In every circle of life, there are challenges facing service delivery. Teaching is one of those services that have a number of challenges concerning the parties, bodies, and statutory laws and policies defining the nature of the services offered. Teaching entails teachers and student, which are two diverse parties. There are a number of instances that put at stake the rights of teachers. The teachers are at times dismissed from their positions due to misconducts. Discrimination against gender is also a common practice in various levels of education. Therefore, the denial and questioning of teachers right, dismissal, and discrimination are shaped by a number of reasons.
Bennett, S., Maton, K., & Kervin, L. (2008). The ‘digital natives’ debate: A critical review of the evidence. British journal of educational technology, 39(5), 775-786.

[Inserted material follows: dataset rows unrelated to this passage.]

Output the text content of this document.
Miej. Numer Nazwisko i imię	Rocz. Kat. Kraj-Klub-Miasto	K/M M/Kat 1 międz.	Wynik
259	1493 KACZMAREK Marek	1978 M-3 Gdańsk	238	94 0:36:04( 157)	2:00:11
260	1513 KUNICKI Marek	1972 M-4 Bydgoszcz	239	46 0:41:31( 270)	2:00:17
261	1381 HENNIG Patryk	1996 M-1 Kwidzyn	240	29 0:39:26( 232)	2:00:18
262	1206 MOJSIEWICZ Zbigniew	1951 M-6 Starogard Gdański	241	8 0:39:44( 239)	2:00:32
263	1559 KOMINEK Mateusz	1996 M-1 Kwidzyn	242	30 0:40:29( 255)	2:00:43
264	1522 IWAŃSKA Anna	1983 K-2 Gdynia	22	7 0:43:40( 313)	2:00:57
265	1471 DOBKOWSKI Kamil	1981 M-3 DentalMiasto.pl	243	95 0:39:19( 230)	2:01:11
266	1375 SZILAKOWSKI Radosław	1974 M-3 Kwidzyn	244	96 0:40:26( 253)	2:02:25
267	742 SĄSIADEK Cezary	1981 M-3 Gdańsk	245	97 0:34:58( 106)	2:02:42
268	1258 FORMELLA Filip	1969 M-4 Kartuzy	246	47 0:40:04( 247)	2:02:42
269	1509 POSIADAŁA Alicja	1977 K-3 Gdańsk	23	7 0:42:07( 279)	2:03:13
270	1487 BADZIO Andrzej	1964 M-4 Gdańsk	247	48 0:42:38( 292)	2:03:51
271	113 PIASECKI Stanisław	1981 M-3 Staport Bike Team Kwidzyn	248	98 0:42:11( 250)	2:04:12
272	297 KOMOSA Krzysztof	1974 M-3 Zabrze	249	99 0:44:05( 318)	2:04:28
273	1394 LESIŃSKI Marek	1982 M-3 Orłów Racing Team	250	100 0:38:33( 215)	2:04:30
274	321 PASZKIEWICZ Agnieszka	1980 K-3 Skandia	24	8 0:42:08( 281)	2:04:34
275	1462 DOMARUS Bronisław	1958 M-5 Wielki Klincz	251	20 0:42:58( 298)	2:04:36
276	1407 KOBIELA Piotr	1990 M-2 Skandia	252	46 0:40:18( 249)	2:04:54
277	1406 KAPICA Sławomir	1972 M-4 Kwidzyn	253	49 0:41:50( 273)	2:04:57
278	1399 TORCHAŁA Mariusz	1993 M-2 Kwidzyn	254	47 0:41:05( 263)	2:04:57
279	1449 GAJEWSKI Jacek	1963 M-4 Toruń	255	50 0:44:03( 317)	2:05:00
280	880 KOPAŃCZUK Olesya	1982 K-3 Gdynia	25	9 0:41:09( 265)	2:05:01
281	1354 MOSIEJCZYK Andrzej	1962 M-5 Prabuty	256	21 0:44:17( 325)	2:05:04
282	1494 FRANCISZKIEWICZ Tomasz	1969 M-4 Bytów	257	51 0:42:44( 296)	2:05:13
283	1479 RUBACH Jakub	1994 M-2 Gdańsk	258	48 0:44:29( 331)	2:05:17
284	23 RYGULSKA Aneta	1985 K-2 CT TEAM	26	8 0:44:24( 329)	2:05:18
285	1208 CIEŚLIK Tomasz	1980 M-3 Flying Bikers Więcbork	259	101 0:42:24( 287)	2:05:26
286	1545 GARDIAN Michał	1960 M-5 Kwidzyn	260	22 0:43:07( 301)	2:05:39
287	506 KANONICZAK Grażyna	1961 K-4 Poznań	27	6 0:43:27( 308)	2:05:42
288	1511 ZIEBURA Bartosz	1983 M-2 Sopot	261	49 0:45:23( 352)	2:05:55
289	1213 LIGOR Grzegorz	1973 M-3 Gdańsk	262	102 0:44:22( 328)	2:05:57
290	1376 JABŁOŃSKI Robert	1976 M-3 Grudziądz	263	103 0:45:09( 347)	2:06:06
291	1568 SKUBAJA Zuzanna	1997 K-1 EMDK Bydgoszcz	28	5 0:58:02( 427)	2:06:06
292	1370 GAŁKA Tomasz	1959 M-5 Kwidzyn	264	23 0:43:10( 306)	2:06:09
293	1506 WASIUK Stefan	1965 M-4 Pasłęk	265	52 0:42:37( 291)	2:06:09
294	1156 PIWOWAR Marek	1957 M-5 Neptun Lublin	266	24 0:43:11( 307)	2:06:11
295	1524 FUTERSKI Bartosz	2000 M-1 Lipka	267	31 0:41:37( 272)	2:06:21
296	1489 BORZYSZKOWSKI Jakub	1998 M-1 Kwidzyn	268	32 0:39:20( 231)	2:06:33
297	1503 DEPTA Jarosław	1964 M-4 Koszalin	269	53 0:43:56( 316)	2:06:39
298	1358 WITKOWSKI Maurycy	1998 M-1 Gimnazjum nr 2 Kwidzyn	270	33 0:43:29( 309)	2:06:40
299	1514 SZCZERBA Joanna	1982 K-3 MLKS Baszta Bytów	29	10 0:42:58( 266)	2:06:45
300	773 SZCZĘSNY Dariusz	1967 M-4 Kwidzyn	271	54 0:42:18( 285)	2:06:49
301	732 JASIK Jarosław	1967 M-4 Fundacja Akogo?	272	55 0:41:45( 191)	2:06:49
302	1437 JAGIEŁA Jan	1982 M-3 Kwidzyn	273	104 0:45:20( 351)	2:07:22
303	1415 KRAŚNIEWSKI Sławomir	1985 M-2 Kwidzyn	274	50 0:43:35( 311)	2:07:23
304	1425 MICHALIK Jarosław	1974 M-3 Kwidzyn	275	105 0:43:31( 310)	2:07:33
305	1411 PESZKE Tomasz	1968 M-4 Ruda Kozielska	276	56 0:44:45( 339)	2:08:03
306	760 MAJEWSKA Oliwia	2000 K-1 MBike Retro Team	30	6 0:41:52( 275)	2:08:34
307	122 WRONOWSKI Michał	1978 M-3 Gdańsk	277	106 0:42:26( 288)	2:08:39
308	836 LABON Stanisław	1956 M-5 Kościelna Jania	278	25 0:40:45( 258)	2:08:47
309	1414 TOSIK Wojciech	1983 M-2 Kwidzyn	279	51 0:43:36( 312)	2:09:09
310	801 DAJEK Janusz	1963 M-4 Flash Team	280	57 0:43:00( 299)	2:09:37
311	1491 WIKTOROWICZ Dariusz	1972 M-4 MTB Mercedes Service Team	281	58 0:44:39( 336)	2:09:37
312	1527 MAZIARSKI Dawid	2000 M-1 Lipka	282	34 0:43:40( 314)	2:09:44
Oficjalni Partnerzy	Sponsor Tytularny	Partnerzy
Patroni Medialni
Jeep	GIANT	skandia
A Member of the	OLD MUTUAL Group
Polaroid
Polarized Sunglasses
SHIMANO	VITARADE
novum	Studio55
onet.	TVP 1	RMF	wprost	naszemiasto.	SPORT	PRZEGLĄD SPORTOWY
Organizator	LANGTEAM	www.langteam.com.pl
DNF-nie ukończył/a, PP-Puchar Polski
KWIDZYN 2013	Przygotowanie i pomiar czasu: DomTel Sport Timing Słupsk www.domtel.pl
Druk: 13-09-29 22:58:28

D’amico, D., Pawlewicz, R. J., Earley, P. M., & McGeehan, A. P. (2017). Where are all the Black teachers? Discrimination in the teacher labor market. Harvard Educational Review, 87(1), 26-49.
Fultz, M. (2015). African-American teachers in the South, 1890–1940: Growth, feminization, and salary discrimination. Teachers College Record.
Ife, J. (2012). Human rights and social work: Towards rights-based practice. Cambridge University Press.
Ingersoll, R. M. (2009). Who controls teachers’ work?: Power and accountability in America’s schools. Harvard University Press.
Summers, C. W. (2016). Individual protection against unjust dismissal: Time for a statute. Virginia Law Review, 481-532.